KEY POINTS:
Police have been issuing infringement notices to drivers caught running red lights in a $900,000 Auckland surveillance camera trial at an average rate below one a day.
Two digital red-light cameras appear to have operated for only a fraction of the time in which they have stood sentinel in bullet-proof grey boxes over some of central Auckland's most dangerous intersections since the trial began on May 15.
Yet Auckland City Council has agreed to install three more cameras in coming weeks to increase the trial's enforcement profile and research base.
That will add $100,000 to an initial budget of $800,000 for the six-month trial being shared by the council and the Government before the New Zealand Transport Agency decides whether to fund cameras in other cities.
The council says it has been encouraged by information from the police that an average of eight infringement notices are being issued daily, compared with an expectation of about 50 when the trial began, and up to 150 instances of red-light running at some intersections before the camera boxes were installed.
But it has been unable to reconcile the average daily figure with police advice on Friday that just 72 notices had been issued since the trial began 84 days earlier.
That represents an overall average of less than one a day, suggesting the cameras may have been out of operation for long intervals while being rotated around a roster of 10 intersections.
Auckland road policing manager Inspector Ross Endicott-Davies appeared on television on Friday and expressed confidence the camera trial would reduce crashes and injuries and make the streets safer for pedestrians.

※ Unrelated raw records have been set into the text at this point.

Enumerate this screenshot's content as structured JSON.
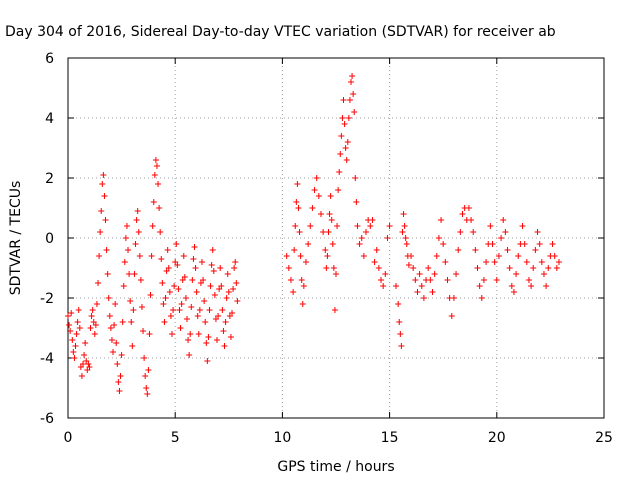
{
  "chart_data": {
    "type": "scatter",
    "title": "Day 304 of 2016, Sidereal Day-to-day VTEC variation (SDTVAR) for receiver ab",
    "xlabel": "GPS time / hours",
    "ylabel": "SDTVAR / TECUs",
    "xlim": [
      0,
      25
    ],
    "ylim": [
      -6,
      6
    ],
    "xticks": [
      0,
      5,
      10,
      15,
      20,
      25
    ],
    "yticks": [
      -6,
      -4,
      -2,
      0,
      2,
      4,
      6
    ],
    "grid": true,
    "marker": "+",
    "colors": {
      "series": "#ff0000",
      "grid": "#a0a0a0",
      "axis": "#000000"
    },
    "series": [
      {
        "name": "SDTVAR",
        "points": [
          [
            0.0,
            -2.6
          ],
          [
            0.05,
            -2.9
          ],
          [
            0.1,
            -3.1
          ],
          [
            0.15,
            -2.5
          ],
          [
            0.2,
            -3.4
          ],
          [
            0.25,
            -3.8
          ],
          [
            0.3,
            -4.0
          ],
          [
            0.35,
            -3.6
          ],
          [
            0.4,
            -3.2
          ],
          [
            0.45,
            -2.8
          ],
          [
            0.5,
            -2.4
          ],
          [
            0.55,
            -3.0
          ],
          [
            0.6,
            -4.3
          ],
          [
            0.65,
            -4.6
          ],
          [
            0.7,
            -4.2
          ],
          [
            0.75,
            -3.9
          ],
          [
            0.8,
            -3.5
          ],
          [
            0.85,
            -4.1
          ],
          [
            0.9,
            -4.4
          ],
          [
            0.95,
            -4.2
          ],
          [
            1.0,
            -4.3
          ],
          [
            1.05,
            -3.0
          ],
          [
            1.1,
            -2.6
          ],
          [
            1.15,
            -2.4
          ],
          [
            1.2,
            -2.8
          ],
          [
            1.25,
            -3.2
          ],
          [
            1.3,
            -2.9
          ],
          [
            1.35,
            -2.2
          ],
          [
            1.4,
            -1.5
          ],
          [
            1.45,
            -0.6
          ],
          [
            1.5,
            0.2
          ],
          [
            1.55,
            0.9
          ],
          [
            1.6,
            1.8
          ],
          [
            1.65,
            2.1
          ],
          [
            1.7,
            1.4
          ],
          [
            1.75,
            0.6
          ],
          [
            1.8,
            -0.4
          ],
          [
            1.85,
            -1.2
          ],
          [
            1.9,
            -2.0
          ],
          [
            1.95,
            -2.6
          ],
          [
            2.0,
            -3.0
          ],
          [
            2.05,
            -3.4
          ],
          [
            2.1,
            -3.8
          ],
          [
            2.15,
            -2.9
          ],
          [
            2.2,
            -2.2
          ],
          [
            2.25,
            -3.5
          ],
          [
            2.3,
            -4.2
          ],
          [
            2.35,
            -4.8
          ],
          [
            2.4,
            -5.1
          ],
          [
            2.45,
            -4.6
          ],
          [
            2.5,
            -3.9
          ],
          [
            2.55,
            -2.8
          ],
          [
            2.6,
            -1.6
          ],
          [
            2.65,
            -0.8
          ],
          [
            2.7,
            0.0
          ],
          [
            2.75,
            0.4
          ],
          [
            2.8,
            -0.4
          ],
          [
            2.85,
            -1.2
          ],
          [
            2.9,
            -2.1
          ],
          [
            2.95,
            -2.8
          ],
          [
            3.0,
            -3.6
          ],
          [
            3.05,
            -2.4
          ],
          [
            3.1,
            -1.2
          ],
          [
            3.15,
            -0.2
          ],
          [
            3.2,
            0.6
          ],
          [
            3.25,
            0.9
          ],
          [
            3.3,
            0.2
          ],
          [
            3.35,
            -0.6
          ],
          [
            3.4,
            -1.4
          ],
          [
            3.45,
            -2.3
          ],
          [
            3.5,
            -3.1
          ],
          [
            3.55,
            -4.0
          ],
          [
            3.6,
            -4.6
          ],
          [
            3.65,
            -5.0
          ],
          [
            3.7,
            -5.2
          ],
          [
            3.75,
            -4.4
          ],
          [
            3.8,
            -3.2
          ],
          [
            3.85,
            -1.9
          ],
          [
            3.9,
            -0.6
          ],
          [
            3.95,
            0.4
          ],
          [
            4.0,
            1.2
          ],
          [
            4.05,
            2.1
          ],
          [
            4.1,
            2.6
          ],
          [
            4.15,
            2.4
          ],
          [
            4.2,
            1.8
          ],
          [
            4.25,
            1.0
          ],
          [
            4.3,
            0.2
          ],
          [
            4.35,
            -0.7
          ],
          [
            4.4,
            -1.5
          ],
          [
            4.45,
            -2.2
          ],
          [
            4.5,
            -2.8
          ],
          [
            4.55,
            -2.0
          ],
          [
            4.6,
            -1.1
          ],
          [
            4.65,
            -0.4
          ],
          [
            4.7,
            -1.0
          ],
          [
            4.75,
            -1.8
          ],
          [
            4.8,
            -2.6
          ],
          [
            4.85,
            -3.2
          ],
          [
            4.9,
            -2.4
          ],
          [
            4.95,
            -1.6
          ],
          [
            5.0,
            -0.8
          ],
          [
            5.05,
            -0.2
          ],
          [
            5.1,
            -0.9
          ],
          [
            5.15,
            -1.7
          ],
          [
            5.2,
            -2.4
          ],
          [
            5.25,
            -3.0
          ],
          [
            5.3,
            -2.2
          ],
          [
            5.35,
            -1.4
          ],
          [
            5.4,
            -0.6
          ],
          [
            5.45,
            -1.3
          ],
          [
            5.5,
            -2.0
          ],
          [
            5.55,
            -2.7
          ],
          [
            5.6,
            -3.4
          ],
          [
            5.65,
            -3.9
          ],
          [
            5.7,
            -3.2
          ],
          [
            5.75,
            -2.3
          ],
          [
            5.8,
            -1.4
          ],
          [
            5.85,
            -0.7
          ],
          [
            5.9,
            -0.3
          ],
          [
            5.95,
            -1.0
          ],
          [
            6.0,
            -1.8
          ],
          [
            6.05,
            -2.6
          ],
          [
            6.1,
            -3.2
          ],
          [
            6.15,
            -2.4
          ],
          [
            6.2,
            -1.5
          ],
          [
            6.25,
            -0.8
          ],
          [
            6.3,
            -1.4
          ],
          [
            6.35,
            -2.1
          ],
          [
            6.4,
            -2.8
          ],
          [
            6.45,
            -3.5
          ],
          [
            6.5,
            -4.1
          ],
          [
            6.55,
            -3.3
          ],
          [
            6.6,
            -2.4
          ],
          [
            6.65,
            -1.6
          ],
          [
            6.7,
            -0.9
          ],
          [
            6.75,
            -0.4
          ],
          [
            6.8,
            -1.1
          ],
          [
            6.85,
            -1.9
          ],
          [
            6.9,
            -2.7
          ],
          [
            6.95,
            -3.4
          ],
          [
            7.0,
            -2.6
          ],
          [
            7.05,
            -1.7
          ],
          [
            7.1,
            -1.0
          ],
          [
            7.15,
            -1.6
          ],
          [
            7.2,
            -2.4
          ],
          [
            7.25,
            -3.1
          ],
          [
            7.3,
            -3.6
          ],
          [
            7.35,
            -2.8
          ],
          [
            7.4,
            -2.0
          ],
          [
            7.45,
            -1.2
          ],
          [
            7.5,
            -1.8
          ],
          [
            7.55,
            -2.6
          ],
          [
            7.6,
            -3.3
          ],
          [
            7.65,
            -2.5
          ],
          [
            7.7,
            -1.7
          ],
          [
            7.75,
            -1.0
          ],
          [
            7.8,
            -0.8
          ],
          [
            7.85,
            -1.5
          ],
          [
            7.9,
            -2.1
          ],
          [
            10.2,
            -0.6
          ],
          [
            10.3,
            -1.0
          ],
          [
            10.4,
            -1.4
          ],
          [
            10.5,
            -1.8
          ],
          [
            10.55,
            -0.4
          ],
          [
            10.6,
            0.4
          ],
          [
            10.65,
            1.2
          ],
          [
            10.7,
            1.8
          ],
          [
            10.75,
            1.0
          ],
          [
            10.8,
            0.2
          ],
          [
            10.85,
            -0.6
          ],
          [
            10.9,
            -1.4
          ],
          [
            10.95,
            -2.2
          ],
          [
            11.0,
            -1.6
          ],
          [
            11.1,
            -0.8
          ],
          [
            11.2,
            -0.2
          ],
          [
            11.3,
            0.4
          ],
          [
            11.4,
            1.0
          ],
          [
            11.5,
            1.6
          ],
          [
            11.6,
            2.0
          ],
          [
            11.7,
            1.4
          ],
          [
            11.8,
            0.8
          ],
          [
            11.9,
            0.2
          ],
          [
            12.0,
            -0.4
          ],
          [
            12.05,
            -1.0
          ],
          [
            12.1,
            -0.6
          ],
          [
            12.15,
            0.2
          ],
          [
            12.2,
            0.8
          ],
          [
            12.25,
            1.4
          ],
          [
            12.3,
            0.6
          ],
          [
            12.35,
            -0.2
          ],
          [
            12.4,
            -1.0
          ],
          [
            12.45,
            -2.4
          ],
          [
            12.5,
            -1.2
          ],
          [
            12.55,
            0.4
          ],
          [
            12.6,
            1.6
          ],
          [
            12.65,
            2.2
          ],
          [
            12.7,
            2.8
          ],
          [
            12.75,
            3.4
          ],
          [
            12.8,
            4.0
          ],
          [
            12.85,
            4.6
          ],
          [
            12.9,
            3.8
          ],
          [
            12.95,
            3.0
          ],
          [
            13.0,
            2.6
          ],
          [
            13.05,
            3.2
          ],
          [
            13.1,
            4.0
          ],
          [
            13.15,
            4.6
          ],
          [
            13.2,
            5.2
          ],
          [
            13.25,
            5.4
          ],
          [
            13.3,
            4.8
          ],
          [
            13.35,
            4.2
          ],
          [
            13.4,
            2.0
          ],
          [
            13.45,
            1.2
          ],
          [
            13.5,
            0.4
          ],
          [
            13.6,
            -0.2
          ],
          [
            13.7,
            0.0
          ],
          [
            13.8,
            -0.6
          ],
          [
            13.9,
            0.2
          ],
          [
            14.0,
            0.6
          ],
          [
            14.1,
            0.4
          ],
          [
            14.2,
            0.6
          ],
          [
            14.3,
            -0.8
          ],
          [
            14.4,
            -0.4
          ],
          [
            14.5,
            -1.0
          ],
          [
            14.6,
            -1.4
          ],
          [
            14.7,
            -1.6
          ],
          [
            14.8,
            -1.2
          ],
          [
            14.9,
            0.0
          ],
          [
            15.0,
            0.4
          ],
          [
            15.3,
            -1.6
          ],
          [
            15.4,
            -2.2
          ],
          [
            15.45,
            -2.8
          ],
          [
            15.5,
            -3.2
          ],
          [
            15.55,
            -3.6
          ],
          [
            15.6,
            0.2
          ],
          [
            15.65,
            0.8
          ],
          [
            15.7,
            0.4
          ],
          [
            15.75,
            0.0
          ],
          [
            15.8,
            -0.2
          ],
          [
            15.85,
            -0.6
          ],
          [
            15.9,
            -0.9
          ],
          [
            16.0,
            -0.6
          ],
          [
            16.1,
            -1.0
          ],
          [
            16.2,
            -1.4
          ],
          [
            16.3,
            -1.8
          ],
          [
            16.4,
            -1.2
          ],
          [
            16.5,
            -1.6
          ],
          [
            16.6,
            -2.0
          ],
          [
            16.7,
            -1.4
          ],
          [
            16.8,
            -1.0
          ],
          [
            16.9,
            -1.4
          ],
          [
            17.0,
            -1.8
          ],
          [
            17.1,
            -1.2
          ],
          [
            17.2,
            -0.6
          ],
          [
            17.3,
            0.0
          ],
          [
            17.4,
            0.6
          ],
          [
            17.5,
            -0.2
          ],
          [
            17.6,
            -0.8
          ],
          [
            17.7,
            -1.4
          ],
          [
            17.8,
            -2.0
          ],
          [
            17.9,
            -2.6
          ],
          [
            18.0,
            -2.0
          ],
          [
            18.1,
            -1.2
          ],
          [
            18.2,
            -0.4
          ],
          [
            18.3,
            0.2
          ],
          [
            18.4,
            0.8
          ],
          [
            18.5,
            1.0
          ],
          [
            18.6,
            0.6
          ],
          [
            18.7,
            1.0
          ],
          [
            18.8,
            0.6
          ],
          [
            18.9,
            0.2
          ],
          [
            19.0,
            -0.4
          ],
          [
            19.1,
            -1.0
          ],
          [
            19.2,
            -1.6
          ],
          [
            19.3,
            -2.0
          ],
          [
            19.4,
            -1.4
          ],
          [
            19.5,
            -0.8
          ],
          [
            19.6,
            -0.2
          ],
          [
            19.7,
            0.4
          ],
          [
            19.8,
            -0.2
          ],
          [
            19.9,
            -0.8
          ],
          [
            20.0,
            -1.4
          ],
          [
            20.1,
            -0.6
          ],
          [
            20.2,
            0.0
          ],
          [
            20.3,
            0.6
          ],
          [
            20.4,
            0.2
          ],
          [
            20.5,
            -0.4
          ],
          [
            20.6,
            -1.0
          ],
          [
            20.7,
            -1.6
          ],
          [
            20.8,
            -1.8
          ],
          [
            20.9,
            -1.2
          ],
          [
            21.0,
            -0.6
          ],
          [
            21.1,
            -0.2
          ],
          [
            21.2,
            0.4
          ],
          [
            21.3,
            -0.2
          ],
          [
            21.4,
            -0.8
          ],
          [
            21.5,
            -1.4
          ],
          [
            21.6,
            -1.6
          ],
          [
            21.7,
            -1.0
          ],
          [
            21.8,
            -0.4
          ],
          [
            21.9,
            0.2
          ],
          [
            22.0,
            -0.2
          ],
          [
            22.1,
            -0.8
          ],
          [
            22.2,
            -1.2
          ],
          [
            22.3,
            -1.6
          ],
          [
            22.4,
            -1.0
          ],
          [
            22.5,
            -0.6
          ],
          [
            22.6,
            -0.2
          ],
          [
            22.7,
            -0.6
          ],
          [
            22.8,
            -1.0
          ],
          [
            22.9,
            -0.8
          ]
        ]
      }
    ]
  }
}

He confirmed in a phone message that only 72 infringement notices had been issued, following 78 offences snapped on camera. It was not possible to send notices for six offences, because sight lines were obscured by large vehicles.
Auckland City transport committee deputy chairman John Lister said that, as the councillor who launched the camera trial, he was delighted with the low number of infringement notices.
"I said [at the start of the trial] that the only result I really wanted was zero," he said.
Council road safety manager Karen Hay said infringement notices were only part of the trial, in which motorists' behaviour at the 10 intersections covered was being compared with those travelling through 20 other intersections.
Data from electronic loops under the road was producing about three million pieces of information, which had yet to be analysed thoroughly enough for accurate comparisons.
"It's never been about the number of infringements. It's always been about wanting people to feel safe around that. We want to change long-lasting behaviour."